Versa SASE delivers secure SD-WAN connectivity with Google Cloud NCC
Versa Networks announced its integration with Google Cloud Network Connectivity Center (NCC), allowing for secure and reliable connectivity to cloud workloads and on-premises resources in an automated, dynamic approach that reduces total costs of ownership.
The integration between Versa SASE and Google Cloud represents continued development in security, SD-WAN, bandwidth management, and high availability differentiation and innovation to deliver the most consistent and high-performing user experience for secure access to applications anywhere in the world.
Utilizing Versa SD-WAN within Versa SASE, this collaboration enables customers who have business applications anywhere in the world to gain optimized connectivity to them by providing an end-to-end solution that is access independent, multi-access capable, and application aware.
Versa integrated with Network Connectivity Center enables dynamic, secure branch-to-branch and branch-to-Google Cloud secure connectivity with network SLA monitoring, deep packet inspection, video and voice performance monitoring, and application acceleration techniques such as Forward Error Correction across Google Cloud, allowing for unparalleled speeds and capabilities.
“Our integration with Google Cloud Network Connectivity Center enables customers to easily and intuitively configure connectivity with Google’s hub sites around the world with a Versa SASE overlay that provides the best end user experience,” said Kumar Mehta, Co-Founder and CDO, Versa Networks.
“We’re excited to collaborate with Google Cloud to provide exceptional application performance and secure access for resources in the cloud or on-premises. This is driven by an automated, end-to-end solution that has excellent visibility into factors that help reduce the bandwidth and operational cost for end users.”
“We’re delighted to expand our strategic partnership with Versa Networks and to support businesses’ cloud deployments at increasing scale and scope,” said Shailesh Shukla, VP and GM, Networking at Google Cloud. “Integrating Versa SD-WAN with Google Cloud Network Connectivity Center enables customers to connect business endpoints globally – in a simple, automated solution with control, visibility and security.”
The Versa orchestration system also tightly integrates with Google Cloud Network Connectivity Center to provide automated and dynamic deployment and administration that reduces provisioning time of new branch sites to a matter of minutes. With zero-touch provisioning combined with the Google infrastructure, workloads can be distributed globally to scale in and scale out based on resource requirements, and span to different regions and availability zones based on geo-redundancy requirements.
This integration allows organizations to spin out a new site anywhere in the world in minutes, and then dynamically connect it leveraging a diverse set of wired and wireless links depending on performance and compliance requirements.

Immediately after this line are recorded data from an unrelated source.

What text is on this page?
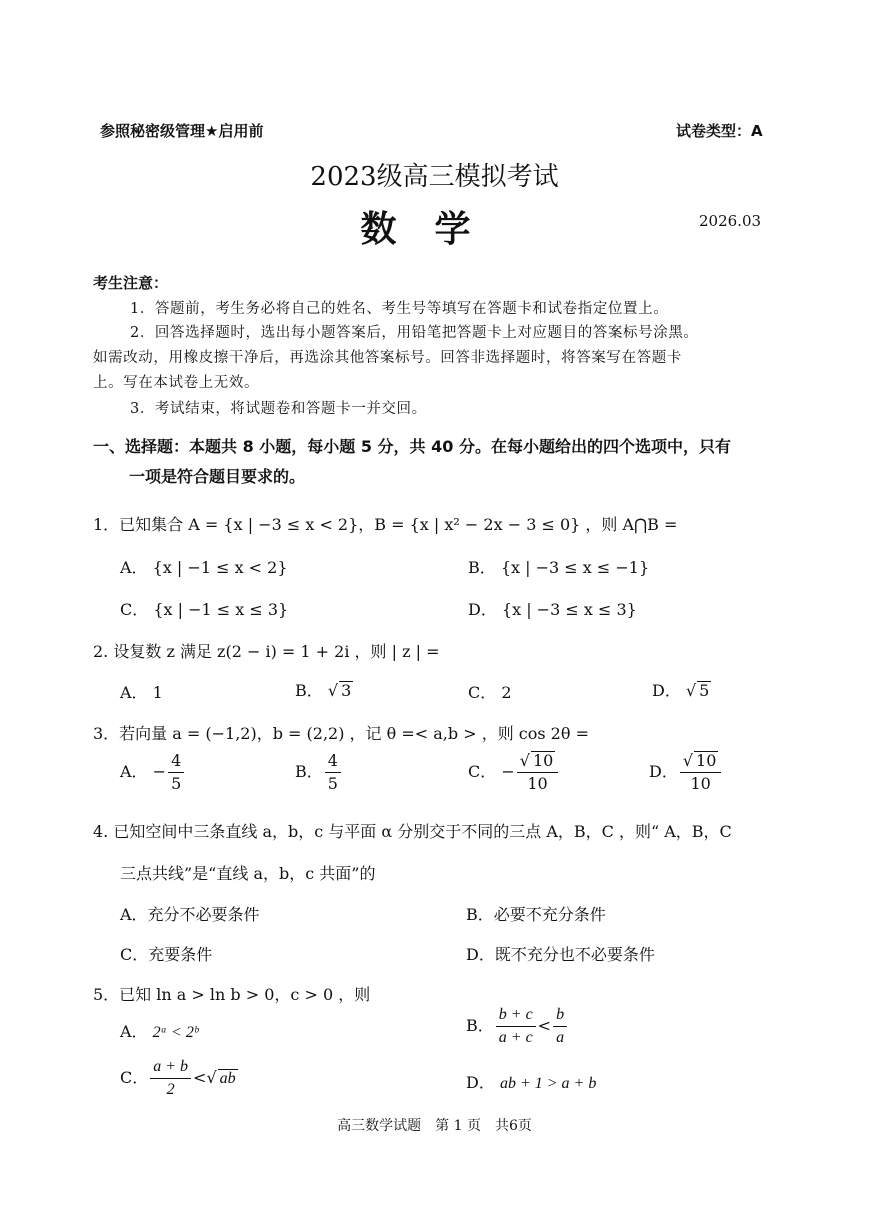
参照秘密级管理★启用前	试卷类型：A
2023级高三模拟考试
数学	2026.03
考生注意：
1．答题前，考生务必将自己的姓名、考生号等填写在答题卡和试卷指定位置上。
2．回答选择题时，选出每小题答案后，用铅笔把答题卡上对应题目的答案标号涂黑。
如需改动，用橡皮擦干净后，再选涂其他答案标号。回答非选择题时，将答案写在答题卡
上。写在本试卷上无效。
3．考试结束，将试题卷和答题卡一并交回。
一、选择题：本题共 8 小题，每小题 5 分，共 40 分。在每小题给出的四个选项中，只有
一项是符合题目要求的。
1．已知集合 A = {x | −3 ≤ x < 2}，B = {x | x² − 2x − 3 ≤ 0} ，则 A⋂B =
A． {x | −1 ≤ x < 2}	B． {x | −3 ≤ x ≤ −1}
C． {x | −1 ≤ x ≤ 3}	D． {x | −3 ≤ x ≤ 3}
2. 设复数 z 满足 z(2 − i) = 1 + 2i ，则 | z | =
A． 1	B． √ 3	C． 2	D． √ 5
3．若向量 a = (−1,2)，b = (2,2) ，记 θ =< a,b > ，则 cos 2θ =
A． − $\frac{4}{5}$	B． $\frac{4}{5}$	C． − $\frac{√ 10}{10}$	D． $\frac{√ 10}{10}$
4. 已知空间中三条直线 a，b，c 与平面 α 分别交于不同的三点 A，B，C ，则“ A，B，C
三点共线”是“直线 a，b，c 共面”的
A．充分不必要条件	B．必要不充分条件
C．充要条件	D．既不充分也不必要条件
5．已知 ln a > ln b > 0，c > 0 ，则
A． 2ᵃ < 2ᵇ	B． $\frac{b + c}{a + c} < \frac{b}{a}$
C． $\frac{a + b}{2}$ <√ ab	D． ab + 1 > a + b
高三数学试题　第 1 页　共6页
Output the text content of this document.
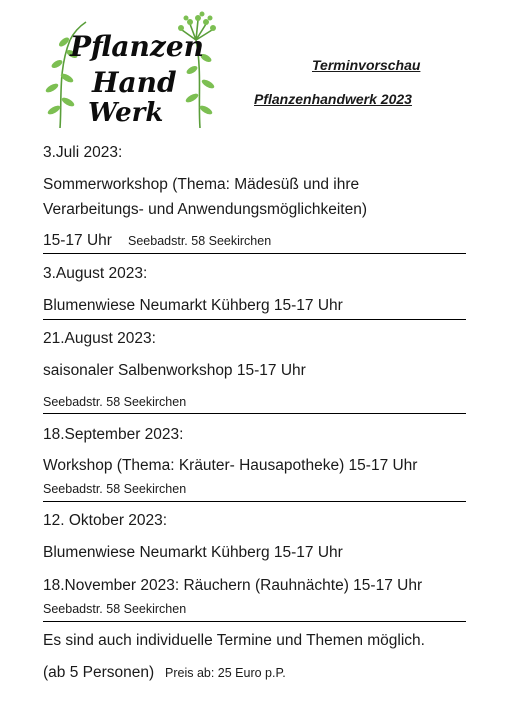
Pflanzen
Hand
Werk
Terminvorschau
Pflanzenhandwerk 2023
3.Juli 2023:
Sommerworkshop (Thema: Mädesüß und ihre
Verarbeitungs- und Anwendungsmöglichkeiten)
15-17 Uhr Seebadstr. 58 Seekirchen
3.August 2023:
Blumenwiese Neumarkt Kühberg 15-17 Uhr
21.August 2023:
saisonaler Salbenworkshop 15-17 Uhr
Seebadstr. 58 Seekirchen
18.September 2023:
Workshop (Thema: Kräuter- Hausapotheke) 15-17 Uhr
Seebadstr. 58 Seekirchen
12. Oktober 2023:
Blumenwiese Neumarkt Kühberg 15-17 Uhr
18.November 2023: Räuchern (Rauhnächte) 15-17 Uhr
Seebadstr. 58 Seekirchen
Es sind auch individuelle Termine und Themen möglich.
(ab 5 Personen) Preis ab: 25 Euro p.P.
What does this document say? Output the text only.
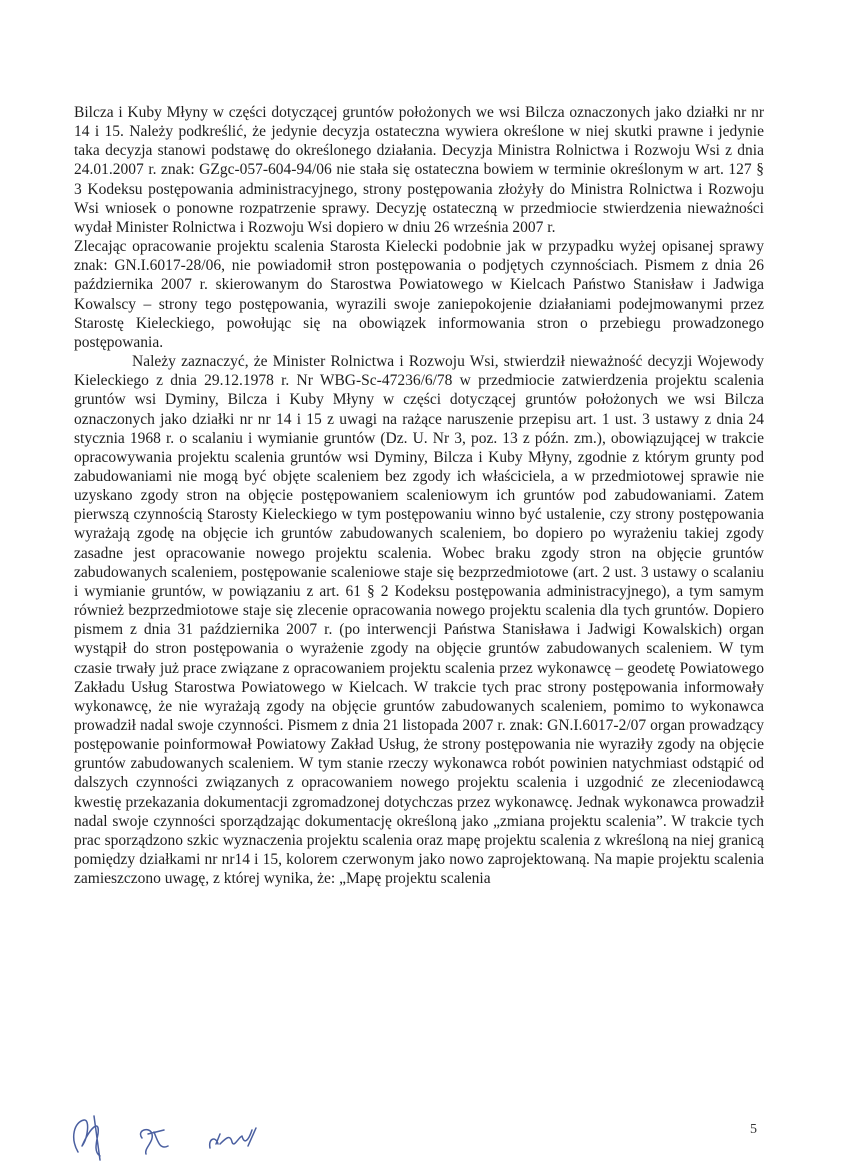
Bilcza i Kuby Młyny w części dotyczącej gruntów położonych we wsi Bilcza oznaczonych jako działki nr nr 14 i 15. Należy podkreślić, że jedynie decyzja ostateczna wywiera określone w niej skutki prawne i jedynie taka decyzja stanowi podstawę do określonego działania. Decyzja Ministra Rolnictwa i Rozwoju Wsi z dnia 24.01.2007 r. znak: GZgc-057-604-94/06 nie stała się ostateczna bowiem w terminie określonym w art. 127 § 3 Kodeksu postępowania administracyjnego, strony postępowania złożyły do Ministra Rolnictwa i Rozwoju Wsi wniosek o ponowne rozpatrzenie sprawy. Decyzję ostateczną w przedmiocie stwierdzenia nieważności wydał Minister Rolnictwa i Rozwoju Wsi dopiero w dniu 26 września 2007 r.

Zlecając opracowanie projektu scalenia Starosta Kielecki podobnie jak w przypadku wyżej opisanej sprawy znak: GN.I.6017-28/06, nie powiadomił stron postępowania o podjętych czynnościach. Pismem z dnia 26 października 2007 r. skierowanym do Starostwa Powiatowego w Kielcach Państwo Stanisław i Jadwiga Kowalscy – strony tego postępowania, wyrazili swoje zaniepokojenie działaniami podejmowanymi przez Starostę Kieleckiego, powołując się na obowiązek informowania stron o przebiegu prowadzonego postępowania.

Należy zaznaczyć, że Minister Rolnictwa i Rozwoju Wsi, stwierdził nieważność decyzji Wojewody Kieleckiego z dnia 29.12.1978 r. Nr WBG-Sc-47236/6/78 w przedmiocie zatwierdzenia projektu scalenia gruntów wsi Dyminy, Bilcza i Kuby Młyny w części dotyczącej gruntów położonych we wsi Bilcza oznaczonych jako działki nr nr 14 i 15 z uwagi na rażące naruszenie przepisu art. 1 ust. 3 ustawy z dnia 24 stycznia 1968 r. o scalaniu i wymianie gruntów (Dz. U. Nr 3, poz. 13 z późn. zm.), obowiązującej w trakcie opracowywania projektu scalenia gruntów wsi Dyminy, Bilcza i Kuby Młyny, zgodnie z którym grunty pod zabudowaniami nie mogą być objęte scaleniem bez zgody ich właściciela, a w przedmiotowej sprawie nie uzyskano zgody stron na objęcie postępowaniem scaleniowym ich gruntów pod zabudowaniami. Zatem pierwszą czynnością Starosty Kieleckiego w tym postępowaniu winno być ustalenie, czy strony postępowania wyrażają zgodę na objęcie ich gruntów zabudowanych scaleniem, bo dopiero po wyrażeniu takiej zgody zasadne jest opracowanie nowego projektu scalenia. Wobec braku zgody stron na objęcie gruntów zabudowanych scaleniem, postępowanie scaleniowe staje się bezprzedmiotowe (art. 2 ust. 3 ustawy o scalaniu i wymianie gruntów, w powiązaniu z art. 61 § 2 Kodeksu postępowania administracyjnego), a tym samym również bezprzedmiotowe staje się zlecenie opracowania nowego projektu scalenia dla tych gruntów. Dopiero pismem z dnia 31 października 2007 r. (po interwencji Państwa Stanisława i Jadwigi Kowalskich) organ wystąpił do stron postępowania o wyrażenie zgody na objęcie gruntów zabudowanych scaleniem. W tym czasie trwały już prace związane z opracowaniem projektu scalenia przez wykonawcę – geodetę Powiatowego Zakładu Usług Starostwa Powiatowego w Kielcach. W trakcie tych prac strony postępowania informowały wykonawcę, że nie wyrażają zgody na objęcie gruntów zabudowanych scaleniem, pomimo to wykonawca prowadził nadal swoje czynności. Pismem z dnia 21 listopada 2007 r. znak: GN.I.6017-2/07 organ prowadzący postępowanie poinformował Powiatowy Zakład Usług, że strony postępowania nie wyraziły zgody na objęcie gruntów zabudowanych scaleniem. W tym stanie rzeczy wykonawca robót powinien natychmiast odstąpić od dalszych czynności związanych z opracowaniem nowego projektu scalenia i uzgodnić ze zleceniodawcą kwestię przekazania dokumentacji zgromadzonej dotychczas przez wykonawcę. Jednak wykonawca prowadził nadal swoje czynności sporządzając dokumentację określoną jako „zmiana projektu scalenia”. W trakcie tych prac sporządzono szkic wyznaczenia projektu scalenia oraz mapę projektu scalenia z wkreśloną na niej granicą pomiędzy działkami nr nr14 i 15, kolorem czerwonym jako nowo zaprojektowaną. Na mapie projektu scalenia zamieszczono uwagę, z której wynika, że: „Mapę projektu scalenia

5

Versa SASE delivers tightly integrated SASE services such as SD-WAN, Next-Generation Firewall, Secure Web Gateway, Cloud Access Security Broker, and Zero Trust Network Access via the cloud, on-premises, or as a blended combination of both via Versa Operating System (VOS) with a Single-Pass Parallel Processing architecture and managed through a single pane of glass.
Versa uniquely provides contextual security based on user, role, device, application, location, security posture of the device, and content. This unique single-pass architecture offers the only solution on the market for complete visibility into networking and security Quality of Service (QoS) performance, allowing for dynamic reduction of end-to-end costs.
Unlike competing solutions, Versa SASE was built from the ground up to deliver a tightly integrated SASE solution within a single software stack managed via a single interface, eliminating service chaining, cascading, and virtual interconnect between services, which is required by competitors. Competing solutions have hidden costs and gaps in security because they require multiple product and service components.
Achieving visibility and control from solutions requiring service chaining to connect multiple components together proves ineffective, increasing the costs and attack surfaces for organizations.